Le magasin est aussi unique à son époque puisqu’il utilise des lames chargeurs au lieu de d’un lot de cartouches chargées une à une dans un magasin. La lame en tôle a une section en forme de U et pince cinq cartouches. Pour charger le fusil, il suffit d’enfoncer une lame-chargeur dans le puits du magasin jusqu’à ce qu’il soit retenu par un cliquet. Au fond du magasin, il y a un élévateur dimensionné pour passer entre les pattes de la lame-chargeur et pousser les cartouches vers le haut afin d’alimenter la culasse. Lorsque la lame-chargeur est vide, elle tombe du magasin par une ouverture dans le fond. Si des cartouches se trouvent encore dans la lame-chargeur, elles peuvent être éjectées en bloc en appuyant sur un poussoir logé dans l’avant du pontet.

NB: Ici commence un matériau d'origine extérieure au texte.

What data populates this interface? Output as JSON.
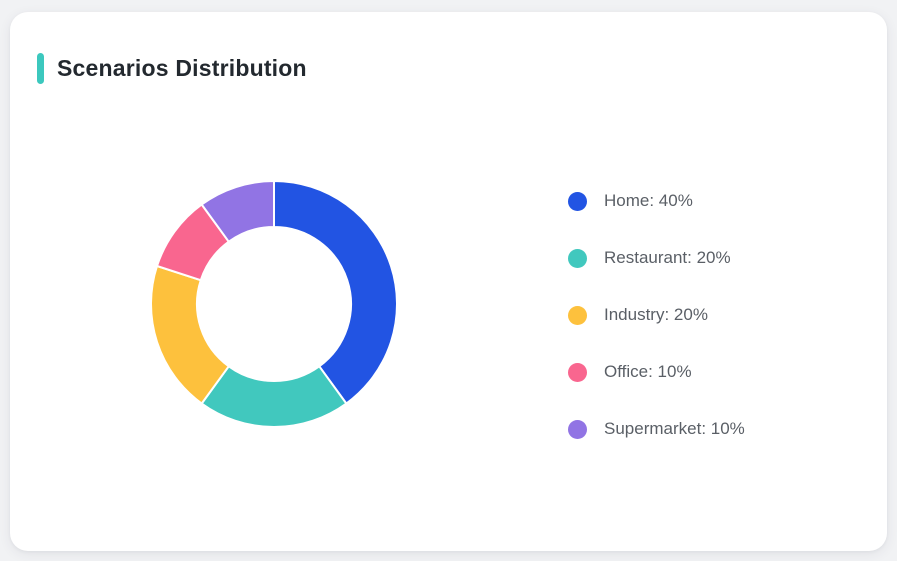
{
  "header": {
    "title": "Scenarios Distribution",
    "accent_color": "#3CC8BE"
  },
  "chart_data": {
    "type": "pie",
    "subtype": "donut",
    "title": "Scenarios Distribution",
    "categories": [
      "Home",
      "Restaurant",
      "Industry",
      "Office",
      "Supermarket"
    ],
    "values": [
      40,
      20,
      20,
      10,
      10
    ],
    "unit": "%",
    "colors": [
      "#2254E3",
      "#41C8BE",
      "#FDC13D",
      "#F9668F",
      "#9174E4"
    ],
    "start_angle_deg": 0,
    "direction": "clockwise",
    "inner_radius": 77,
    "outer_radius": 123,
    "segment_border_color": "#FFFFFF",
    "segment_border_width": 2,
    "legend_position": "right",
    "legend": [
      {
        "label": "Home: 40%"
      },
      {
        "label": "Restaurant: 20%"
      },
      {
        "label": "Industry: 20%"
      },
      {
        "label": "Office: 10%"
      },
      {
        "label": "Supermarket: 10%"
      }
    ]
  }
}
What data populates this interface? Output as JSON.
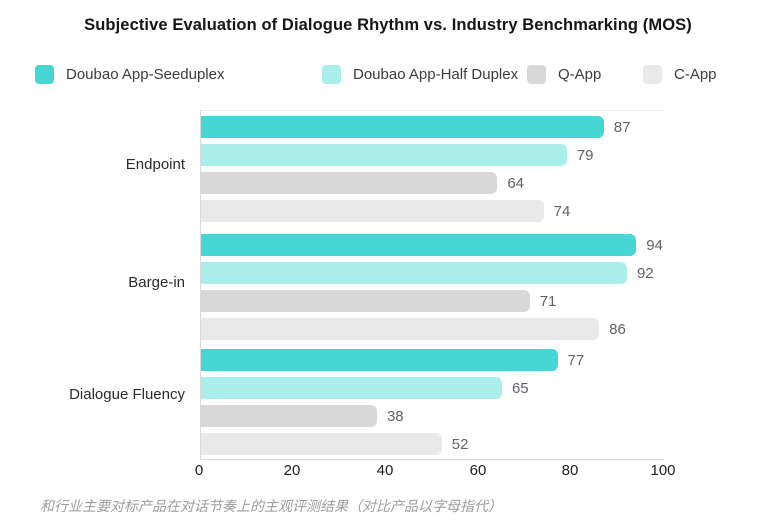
{
  "title": "Subjective Evaluation of Dialogue Rhythm vs. Industry Benchmarking (MOS)",
  "footer_note": "和行业主要对标产品在对话节奏上的主观评测结果（对比产品以字母指代）",
  "colors": {
    "seeduplex": "#46d6d4",
    "half_duplex": "#a9eee9",
    "q_app": "#d8d8d8",
    "c_app": "#e9e9e9",
    "axis_line": "#d9d9d9"
  },
  "chart_data": {
    "type": "bar",
    "orientation": "horizontal",
    "title": "Subjective Evaluation of Dialogue Rhythm vs. Industry Benchmarking (MOS)",
    "categories": [
      "Endpoint",
      "Barge-in",
      "Dialogue Fluency"
    ],
    "series": [
      {
        "name": "Doubao App-Seeduplex",
        "color": "#46d6d4",
        "values": [
          87,
          94,
          77
        ]
      },
      {
        "name": "Doubao App-Half Duplex",
        "color": "#a9eee9",
        "values": [
          79,
          92,
          65
        ]
      },
      {
        "name": "Q-App",
        "color": "#d8d8d8",
        "values": [
          64,
          71,
          38
        ]
      },
      {
        "name": "C-App",
        "color": "#e9e9e9",
        "values": [
          74,
          86,
          52
        ]
      }
    ],
    "xticks": [
      "0",
      "20",
      "40",
      "60",
      "80",
      "100"
    ],
    "xlim": [
      0,
      100
    ],
    "xlabel": "",
    "ylabel": "",
    "grid": false,
    "legend_position": "top",
    "value_labels": "end-of-bar"
  }
}
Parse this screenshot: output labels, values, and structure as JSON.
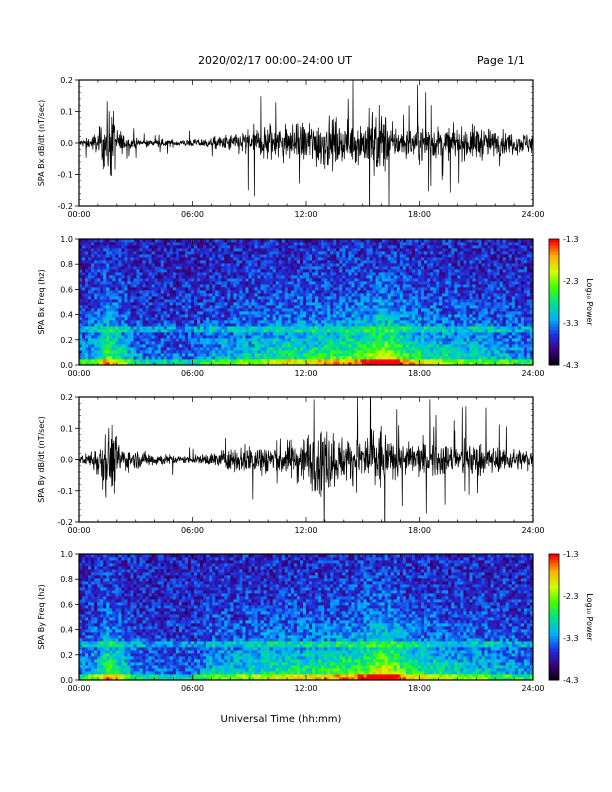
{
  "header": {
    "title": "2020/02/17  00:00–24:00 UT",
    "page": "Page 1/1"
  },
  "xlabel": "Universal Time (hh:mm)",
  "x_ticks": [
    "00:00",
    "06:00",
    "12:00",
    "18:00",
    "24:00"
  ],
  "colorbar": {
    "label": "Log₁₀ Power",
    "ticks": [
      "-1.3",
      "-2.3",
      "-3.3",
      "-4.3"
    ],
    "range": [
      -4.3,
      -1.3
    ],
    "colormap": [
      "#000000",
      "#3a0078",
      "#2030e0",
      "#00b0ff",
      "#00e090",
      "#40ff00",
      "#d0ff00",
      "#ffb000",
      "#ff0000"
    ]
  },
  "chart_data": [
    {
      "type": "line",
      "title": "",
      "ylabel": "SPA Bx dB/dt (nT/sec)",
      "xlabel": "",
      "xlim": [
        "00:00",
        "24:00"
      ],
      "ylim": [
        -0.2,
        0.2
      ],
      "y_ticks": [
        "0.2",
        "0.1",
        "0.0",
        "-0.1",
        "-0.2"
      ],
      "color": "#000000",
      "envelope": {
        "x_hours": [
          0,
          0.5,
          1.0,
          1.5,
          1.8,
          2.0,
          2.5,
          3.0,
          4.0,
          5.0,
          6.0,
          7.0,
          8.0,
          9.0,
          10.0,
          11.0,
          12.0,
          13.0,
          14.0,
          15.0,
          15.5,
          16.0,
          16.5,
          17.0,
          18.0,
          19.0,
          20.0,
          21.0,
          22.0,
          23.0,
          24.0
        ],
        "amplitude": [
          0.02,
          0.03,
          0.06,
          0.2,
          0.2,
          0.1,
          0.03,
          0.025,
          0.02,
          0.02,
          0.02,
          0.03,
          0.05,
          0.08,
          0.12,
          0.1,
          0.12,
          0.15,
          0.1,
          0.12,
          0.2,
          0.2,
          0.1,
          0.08,
          0.1,
          0.09,
          0.08,
          0.1,
          0.07,
          0.06,
          0.06
        ]
      }
    },
    {
      "type": "heatmap",
      "title": "",
      "ylabel": "SPA Bx Freq (hz)",
      "xlim": [
        "00:00",
        "24:00"
      ],
      "ylim": [
        0.0,
        1.0
      ],
      "y_ticks": [
        "1.0",
        "0.8",
        "0.6",
        "0.4",
        "0.2",
        "0.0"
      ],
      "z_label": "Log₁₀ Power",
      "z_range": [
        -4.3,
        -1.3
      ],
      "activity_hours": [
        0,
        1,
        1.5,
        2,
        3,
        4,
        6,
        7,
        9,
        11,
        12,
        13,
        14,
        15,
        16,
        16.5,
        17,
        18,
        20,
        22,
        23,
        24
      ],
      "activity_level": [
        0.2,
        0.35,
        0.6,
        0.45,
        0.2,
        0.15,
        0.15,
        0.25,
        0.35,
        0.45,
        0.45,
        0.5,
        0.55,
        0.6,
        0.8,
        0.75,
        0.6,
        0.45,
        0.35,
        0.3,
        0.25,
        0.2
      ]
    },
    {
      "type": "line",
      "title": "",
      "ylabel": "SPA By dB/dt (nT/sec)",
      "xlabel": "",
      "xlim": [
        "00:00",
        "24:00"
      ],
      "ylim": [
        -0.2,
        0.2
      ],
      "y_ticks": [
        "0.2",
        "0.1",
        "0.0",
        "-0.1",
        "-0.2"
      ],
      "color": "#000000",
      "envelope": {
        "x_hours": [
          0,
          0.5,
          1.0,
          1.5,
          1.8,
          2.0,
          2.5,
          3.0,
          4.0,
          5.0,
          6.0,
          7.0,
          8.0,
          9.0,
          10.0,
          11.0,
          12.0,
          13.0,
          14.0,
          15.0,
          15.5,
          16.0,
          16.5,
          17.0,
          18.0,
          19.0,
          20.0,
          21.0,
          22.0,
          23.0,
          24.0
        ],
        "amplitude": [
          0.02,
          0.04,
          0.1,
          0.2,
          0.2,
          0.12,
          0.06,
          0.05,
          0.04,
          0.025,
          0.02,
          0.04,
          0.06,
          0.09,
          0.1,
          0.1,
          0.15,
          0.2,
          0.12,
          0.14,
          0.2,
          0.2,
          0.1,
          0.09,
          0.1,
          0.1,
          0.08,
          0.1,
          0.07,
          0.06,
          0.06
        ]
      }
    },
    {
      "type": "heatmap",
      "title": "",
      "ylabel": "SPA By Freq (hz)",
      "xlim": [
        "00:00",
        "24:00"
      ],
      "ylim": [
        0.0,
        1.0
      ],
      "y_ticks": [
        "1.0",
        "0.8",
        "0.6",
        "0.4",
        "0.2",
        "0.0"
      ],
      "z_label": "Log₁₀ Power",
      "z_range": [
        -4.3,
        -1.3
      ],
      "activity_hours": [
        0,
        1,
        1.5,
        2,
        3,
        4,
        6,
        7,
        9,
        11,
        12,
        13,
        14,
        15,
        16,
        16.5,
        17,
        18,
        20,
        22,
        23,
        24
      ],
      "activity_level": [
        0.2,
        0.35,
        0.6,
        0.45,
        0.2,
        0.15,
        0.15,
        0.3,
        0.35,
        0.45,
        0.45,
        0.5,
        0.55,
        0.6,
        0.85,
        0.8,
        0.6,
        0.45,
        0.35,
        0.3,
        0.25,
        0.2
      ]
    }
  ]
}
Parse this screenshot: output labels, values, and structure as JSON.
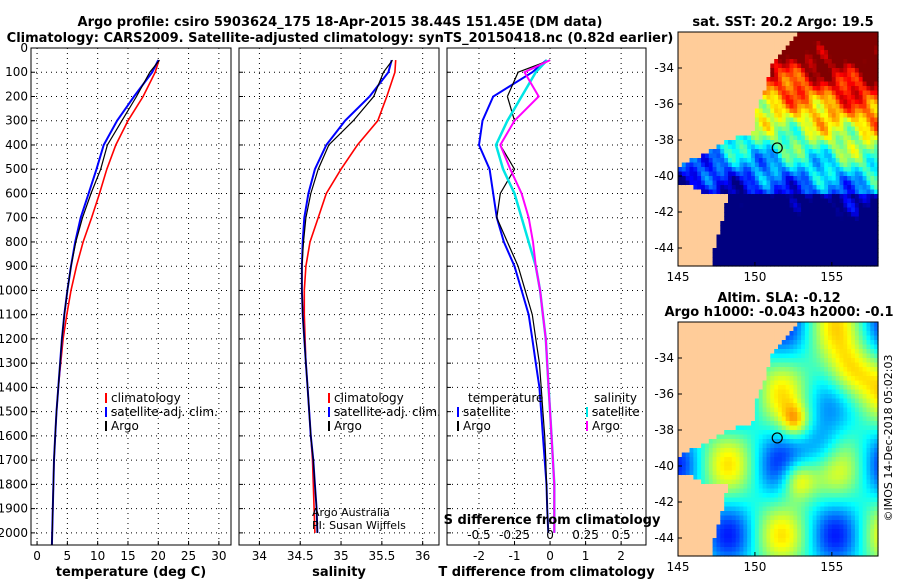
{
  "header": {
    "line1": "Argo profile: csiro 5903624_175 18-Apr-2015 38.44S 151.45E (DM data)",
    "line2": "Climatology: CARS2009. Satellite-adjusted climatology: synTS_20150418.nc (0.82d earlier)"
  },
  "colors": {
    "climatology": "#ff0000",
    "satellite": "#0000ff",
    "argo": "#000000",
    "s_satellite": "#00e5e5",
    "s_argo": "#ff00ff",
    "land": "#ffcc99",
    "grid": "#000000"
  },
  "chart_data": [
    {
      "type": "line",
      "name": "temperature",
      "xlabel": "temperature (deg C)",
      "ylabel": "",
      "xlim": [
        -1,
        32
      ],
      "ylim": [
        2050,
        0
      ],
      "xticks": [
        "0",
        "5",
        "10",
        "15",
        "20",
        "25",
        "30"
      ],
      "yticks": [
        "0",
        "100",
        "200",
        "300",
        "400",
        "500",
        "600",
        "700",
        "800",
        "900",
        "1000",
        "1100",
        "1200",
        "1300",
        "1400",
        "1500",
        "1600",
        "1700",
        "1800",
        "1900",
        "2000"
      ],
      "legend": [
        "climatology",
        "satellite-adj. clim.",
        "Argo"
      ],
      "series": [
        {
          "name": "climatology",
          "x": [
            20.1,
            19.5,
            17.5,
            15.0,
            13.0,
            11.5,
            10.3,
            9.0,
            7.6,
            6.5,
            5.6,
            4.9,
            4.3,
            3.9,
            3.5,
            3.2,
            3.0,
            2.8,
            2.7,
            2.6,
            2.5,
            2.45
          ],
          "y": [
            50,
            100,
            200,
            300,
            400,
            500,
            600,
            700,
            800,
            900,
            1000,
            1100,
            1200,
            1300,
            1400,
            1500,
            1600,
            1700,
            1800,
            1900,
            2000,
            2050
          ]
        },
        {
          "name": "satellite-adj. clim.",
          "x": [
            20.0,
            19.0,
            16.0,
            13.2,
            11.0,
            9.8,
            8.5,
            7.2,
            6.3,
            5.6,
            5.0,
            4.5,
            4.1,
            3.8,
            3.5,
            3.2,
            3.0,
            2.8,
            2.7,
            2.6,
            2.5,
            2.45
          ],
          "y": [
            50,
            100,
            200,
            300,
            400,
            500,
            600,
            700,
            800,
            900,
            1000,
            1100,
            1200,
            1300,
            1400,
            1500,
            1600,
            1700,
            1800,
            1900,
            2000,
            2050
          ]
        },
        {
          "name": "Argo",
          "x": [
            20.2,
            18.6,
            16.4,
            14.0,
            11.6,
            10.5,
            8.9,
            7.5,
            6.4,
            5.6,
            5.0,
            4.5,
            4.1,
            3.8,
            3.5,
            3.2,
            3.0,
            2.8,
            2.7,
            2.6,
            2.5,
            2.45
          ],
          "y": [
            50,
            100,
            200,
            300,
            400,
            500,
            600,
            700,
            800,
            900,
            1000,
            1100,
            1200,
            1300,
            1400,
            1500,
            1600,
            1700,
            1800,
            1900,
            2000,
            2050
          ]
        }
      ]
    },
    {
      "type": "line",
      "name": "salinity",
      "xlabel": "salinity",
      "xlim": [
        33.75,
        36.2
      ],
      "ylim": [
        2050,
        0
      ],
      "xticks": [
        "34",
        "34.5",
        "35",
        "35.5",
        "36"
      ],
      "legend": [
        "climatology",
        "satellite-adj. clim.",
        "Argo"
      ],
      "annotation": [
        "Argo Australia",
        "PI: Susan Wijffels"
      ],
      "series": [
        {
          "name": "climatology",
          "x": [
            35.67,
            35.66,
            35.56,
            35.45,
            35.2,
            35.0,
            34.82,
            34.72,
            34.62,
            34.57,
            34.55,
            34.55,
            34.56,
            34.57,
            34.59,
            34.61,
            34.63,
            34.65,
            34.66,
            34.67,
            34.68
          ],
          "y": [
            50,
            100,
            200,
            300,
            400,
            500,
            600,
            700,
            800,
            900,
            1000,
            1100,
            1200,
            1300,
            1400,
            1500,
            1600,
            1700,
            1800,
            1900,
            2000
          ]
        },
        {
          "name": "satellite-adj. clim.",
          "x": [
            35.62,
            35.58,
            35.35,
            35.05,
            34.82,
            34.68,
            34.6,
            34.55,
            34.53,
            34.52,
            34.52,
            34.53,
            34.55,
            34.57,
            34.59,
            34.61,
            34.63,
            34.66,
            34.68,
            34.7,
            34.71
          ],
          "y": [
            50,
            100,
            200,
            300,
            400,
            500,
            600,
            700,
            800,
            900,
            1000,
            1100,
            1200,
            1300,
            1400,
            1500,
            1600,
            1700,
            1800,
            1900,
            2000
          ]
        },
        {
          "name": "Argo",
          "x": [
            35.63,
            35.52,
            35.4,
            35.15,
            34.85,
            34.72,
            34.63,
            34.57,
            34.54,
            34.52,
            34.52,
            34.53,
            34.55,
            34.57,
            34.59,
            34.61,
            34.63,
            34.66,
            34.68,
            34.7,
            34.71
          ],
          "y": [
            50,
            100,
            200,
            300,
            400,
            500,
            600,
            700,
            800,
            900,
            1000,
            1100,
            1200,
            1300,
            1400,
            1500,
            1600,
            1700,
            1800,
            1900,
            2000
          ]
        }
      ]
    },
    {
      "type": "line",
      "name": "difference",
      "xlabel": "T difference from climatology",
      "xlabel_top": "S difference from climatology",
      "xlim": [
        -2.9,
        2.7
      ],
      "ylim": [
        2050,
        0
      ],
      "xticks": [
        "-2",
        "-1",
        "0",
        "1",
        "2"
      ],
      "xticks_top": [
        "-0.5",
        "-0.25",
        "0",
        "0.25",
        "0.5"
      ],
      "legend_left_title": "temperature",
      "legend_right_title": "salinity",
      "legend_left": [
        "satellite",
        "Argo"
      ],
      "legend_right": [
        "satellite",
        "Argo"
      ],
      "series": [
        {
          "name": "T satellite",
          "x": [
            -0.1,
            -0.5,
            -1.6,
            -1.9,
            -2.0,
            -1.7,
            -1.6,
            -1.5,
            -1.3,
            -1.0,
            -0.8,
            -0.6,
            -0.5,
            -0.4,
            -0.3,
            -0.25,
            -0.2,
            -0.15,
            -0.1,
            -0.08,
            -0.05
          ],
          "y": [
            50,
            100,
            200,
            300,
            400,
            500,
            600,
            700,
            800,
            900,
            1000,
            1100,
            1200,
            1300,
            1400,
            1500,
            1600,
            1700,
            1800,
            1900,
            2000
          ]
        },
        {
          "name": "T Argo",
          "x": [
            0.0,
            -0.9,
            -1.2,
            -1.0,
            -1.4,
            -1.0,
            -1.4,
            -1.5,
            -1.2,
            -0.9,
            -0.7,
            -0.5,
            -0.4,
            -0.3,
            -0.25,
            -0.2,
            -0.15,
            -0.12,
            -0.1,
            -0.08,
            -0.05
          ],
          "y": [
            50,
            100,
            200,
            300,
            400,
            500,
            600,
            700,
            800,
            900,
            1000,
            1100,
            1200,
            1300,
            1400,
            1500,
            1600,
            1700,
            1800,
            1900,
            2000
          ]
        },
        {
          "name": "S satellite",
          "x": [
            -0.02,
            -0.1,
            -0.2,
            -0.3,
            -0.38,
            -0.33,
            -0.25,
            -0.2,
            -0.15,
            -0.1,
            -0.07,
            -0.05,
            -0.03,
            -0.02,
            -0.01,
            0.0,
            0.01,
            0.02,
            0.03,
            0.03,
            0.03
          ],
          "y": [
            50,
            100,
            200,
            300,
            400,
            500,
            600,
            700,
            800,
            900,
            1000,
            1100,
            1200,
            1300,
            1400,
            1500,
            1600,
            1700,
            1800,
            1900,
            2000
          ]
        },
        {
          "name": "S Argo",
          "x": [
            0.0,
            -0.18,
            -0.08,
            -0.25,
            -0.35,
            -0.28,
            -0.2,
            -0.15,
            -0.12,
            -0.1,
            -0.07,
            -0.05,
            -0.03,
            -0.02,
            -0.01,
            0.0,
            0.01,
            0.02,
            0.03,
            0.03,
            0.03
          ],
          "y": [
            50,
            100,
            200,
            300,
            400,
            500,
            600,
            700,
            800,
            900,
            1000,
            1100,
            1200,
            1300,
            1400,
            1500,
            1600,
            1700,
            1800,
            1900,
            2000
          ]
        }
      ]
    },
    {
      "type": "heatmap",
      "name": "sst_map",
      "title": "sat. SST: 20.2 Argo: 19.5",
      "xlim": [
        145,
        158
      ],
      "ylim": [
        -45,
        -32
      ],
      "xticks": [
        "145",
        "150",
        "155"
      ],
      "yticks": [
        "-34",
        "-36",
        "-38",
        "-40",
        "-42",
        "-44"
      ],
      "argo_position": {
        "lon": 151.45,
        "lat": -38.44
      }
    },
    {
      "type": "heatmap",
      "name": "sla_map",
      "title": "Altim. SLA: -0.12",
      "subtitle": "Argo h1000: -0.043 h2000: -0.1",
      "xlim": [
        145,
        158
      ],
      "ylim": [
        -45,
        -32
      ],
      "xticks": [
        "145",
        "150",
        "155"
      ],
      "yticks": [
        "-34",
        "-36",
        "-38",
        "-40",
        "-42",
        "-44"
      ],
      "argo_position": {
        "lon": 151.45,
        "lat": -38.44
      }
    }
  ],
  "footer": {
    "credit": "©IMOS 14-Dec-2018 05:02:03"
  }
}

Le système fonctionne très bien mais il faut actionner la culasse énergiquement. La combinaison de la culasse linéaire et du magasin à lame-chargeur donne une très bonne cadence de tir, ce qui surprend parfois au pas de tir. La crosse est aussi assez ergonomique avec sa poignée pistolet. Elle permet une mise en joue assez naturelle même ci le fusil est assez lourd et long.

La hausse est calibrée de 300 à 1500 schritt (1 schritt = 80cm) et comprend aussi une hausse escamotable pour le tir indict. Le calibre du canon est de 11 x 58R Werndl, tout comme son prédécesseur le fusil Werndl.

La baïonnette est un couteau court d’apparence assez moderne. Le fusil n’a pas de baguette mais l’embouchoir a un quillon pour faciliter le groupement de plusieurs fusils en faisceaux.

Comme beaucoup de fusils de cette époque de transition, le Mannlicher était dépassé à peine mis au point. Beaucoup ont été recanonnés pour tirer des cartouches de 8mm à poudre sans fumée. Mais ni le boîtier ni la culasse n’étaient vraiment aptes à supporter les pressions générés pour la poudre sans fumeé. Ce modèle a donc été rapidement remplacé par le Mannlicher 1895, lui aussi à verrou à mouvement rectiligne.